U.S. amateur cyclocross racer accepts six-month sanction for cannabis violation

by Neal Rogers

The United States Anti-Doping Agency announced Thursday that cyclist Jay Henderson, of Minneapolis, Minnesota, has accepted a six-month sanction for an anti-doping rule violation. Henderson was selected to submit a sample as a result of being among the top finishers in his event at the 2017 Green Acres Cyclocross in Lake Elmo, Minnesota. He was subject to testing under USA Cycling’s RaceClean Program.

Henderson, 46, tested positive for THC, a metabolite of marijuana and/or hashish, above the decision limit of 180 ng/mL, as a result of a urine sample collected in-competition on October 14, 2017. THC is a Specified Substance in the class of Cannabinoids and prohibited in-competition under the World Anti-Doping Agency Prohibited List.

Cannabis is not prohibited out of competition. On its website, USADA explains that, “because cannabis is prohibited only in-competition, many athlete inquiries to USADA ask how long cannabis will remain in their system following ‘recreational use’ out-of-competition. This is an extremely complex question to answer, and USADA cannot make estimates for athletes. As an elite athlete who is subject to rules of sport, including anti-doping rules, the easiest answer is not to ingest cannabis in the first place.”

It added that the clearance time can vary between individuals, and depends on factors such as metabolism rate and the buildup of the substance in fatty tissue. It said the quality, potency and concentration of the product are also factors, and that it could take ‘weeks or months’ to clear.

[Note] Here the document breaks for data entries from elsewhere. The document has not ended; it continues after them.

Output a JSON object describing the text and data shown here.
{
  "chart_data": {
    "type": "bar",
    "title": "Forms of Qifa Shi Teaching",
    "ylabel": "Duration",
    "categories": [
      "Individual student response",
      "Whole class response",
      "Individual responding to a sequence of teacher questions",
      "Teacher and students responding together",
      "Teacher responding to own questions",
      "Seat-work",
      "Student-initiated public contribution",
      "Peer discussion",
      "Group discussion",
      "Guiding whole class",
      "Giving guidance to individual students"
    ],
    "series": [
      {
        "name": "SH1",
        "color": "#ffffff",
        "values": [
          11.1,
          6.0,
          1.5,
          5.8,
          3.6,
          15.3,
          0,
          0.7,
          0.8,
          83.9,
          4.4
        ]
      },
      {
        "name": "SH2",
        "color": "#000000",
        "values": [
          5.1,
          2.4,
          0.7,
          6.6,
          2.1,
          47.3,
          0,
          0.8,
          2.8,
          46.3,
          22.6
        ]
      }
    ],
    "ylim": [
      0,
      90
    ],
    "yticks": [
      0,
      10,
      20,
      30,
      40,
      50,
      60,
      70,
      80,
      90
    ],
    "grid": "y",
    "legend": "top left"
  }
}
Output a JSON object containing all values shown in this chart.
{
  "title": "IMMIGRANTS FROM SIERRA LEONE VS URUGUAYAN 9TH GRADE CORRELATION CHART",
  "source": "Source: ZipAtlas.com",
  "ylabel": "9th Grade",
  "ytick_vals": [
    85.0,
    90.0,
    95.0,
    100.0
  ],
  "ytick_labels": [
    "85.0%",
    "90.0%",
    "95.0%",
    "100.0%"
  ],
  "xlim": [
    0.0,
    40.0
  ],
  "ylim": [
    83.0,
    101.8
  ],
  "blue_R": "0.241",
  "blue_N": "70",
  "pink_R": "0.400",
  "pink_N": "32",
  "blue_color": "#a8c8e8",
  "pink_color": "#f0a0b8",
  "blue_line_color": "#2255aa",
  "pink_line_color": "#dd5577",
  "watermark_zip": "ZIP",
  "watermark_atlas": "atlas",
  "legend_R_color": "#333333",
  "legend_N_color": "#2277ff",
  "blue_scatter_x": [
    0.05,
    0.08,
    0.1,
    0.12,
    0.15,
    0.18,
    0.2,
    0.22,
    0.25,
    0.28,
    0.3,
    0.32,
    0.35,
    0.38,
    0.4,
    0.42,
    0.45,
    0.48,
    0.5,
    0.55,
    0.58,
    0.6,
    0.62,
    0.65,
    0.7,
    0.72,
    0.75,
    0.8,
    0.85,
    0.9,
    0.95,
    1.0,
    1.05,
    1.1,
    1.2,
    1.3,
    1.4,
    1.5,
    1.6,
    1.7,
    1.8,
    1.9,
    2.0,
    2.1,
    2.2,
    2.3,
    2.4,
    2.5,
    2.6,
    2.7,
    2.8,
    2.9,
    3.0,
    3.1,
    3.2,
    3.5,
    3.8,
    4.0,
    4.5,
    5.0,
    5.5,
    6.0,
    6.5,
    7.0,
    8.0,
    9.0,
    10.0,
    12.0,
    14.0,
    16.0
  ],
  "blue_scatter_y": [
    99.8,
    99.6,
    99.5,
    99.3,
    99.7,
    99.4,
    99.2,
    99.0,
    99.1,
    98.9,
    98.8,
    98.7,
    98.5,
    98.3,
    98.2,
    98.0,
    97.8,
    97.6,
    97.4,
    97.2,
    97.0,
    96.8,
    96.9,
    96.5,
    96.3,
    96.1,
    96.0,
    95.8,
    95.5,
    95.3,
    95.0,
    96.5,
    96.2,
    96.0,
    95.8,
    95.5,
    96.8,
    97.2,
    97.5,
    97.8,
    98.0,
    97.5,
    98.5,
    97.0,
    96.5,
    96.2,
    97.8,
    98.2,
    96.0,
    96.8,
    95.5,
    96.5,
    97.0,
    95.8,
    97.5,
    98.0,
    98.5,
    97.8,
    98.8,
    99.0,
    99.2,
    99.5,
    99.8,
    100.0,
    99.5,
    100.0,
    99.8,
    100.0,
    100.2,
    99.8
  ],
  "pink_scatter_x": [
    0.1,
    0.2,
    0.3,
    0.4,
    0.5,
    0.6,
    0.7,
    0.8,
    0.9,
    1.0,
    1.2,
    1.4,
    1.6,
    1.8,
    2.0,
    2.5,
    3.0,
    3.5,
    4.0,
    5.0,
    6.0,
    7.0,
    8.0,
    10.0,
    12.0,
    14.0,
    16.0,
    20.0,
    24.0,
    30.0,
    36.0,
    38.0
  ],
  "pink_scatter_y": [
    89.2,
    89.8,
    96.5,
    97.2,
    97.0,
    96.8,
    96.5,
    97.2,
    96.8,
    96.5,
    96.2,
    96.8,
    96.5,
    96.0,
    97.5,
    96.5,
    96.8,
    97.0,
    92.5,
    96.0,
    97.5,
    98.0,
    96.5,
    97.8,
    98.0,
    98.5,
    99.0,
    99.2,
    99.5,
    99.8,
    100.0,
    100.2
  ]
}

Henderson accepted a six-month period of ineligibility that began on November 13, 2017, the date he accepted a provisional suspension. Based on Henderson’s successful completion of a USADA anti-doping educational tutorial, his period of ineligibility was reduced by three months and is now scheduled to expire on February 12, 2018. In addition, Henderson has been disqualified from competitive results obtained on October 14, 2017, including forfeiture of any medals, points and prizes.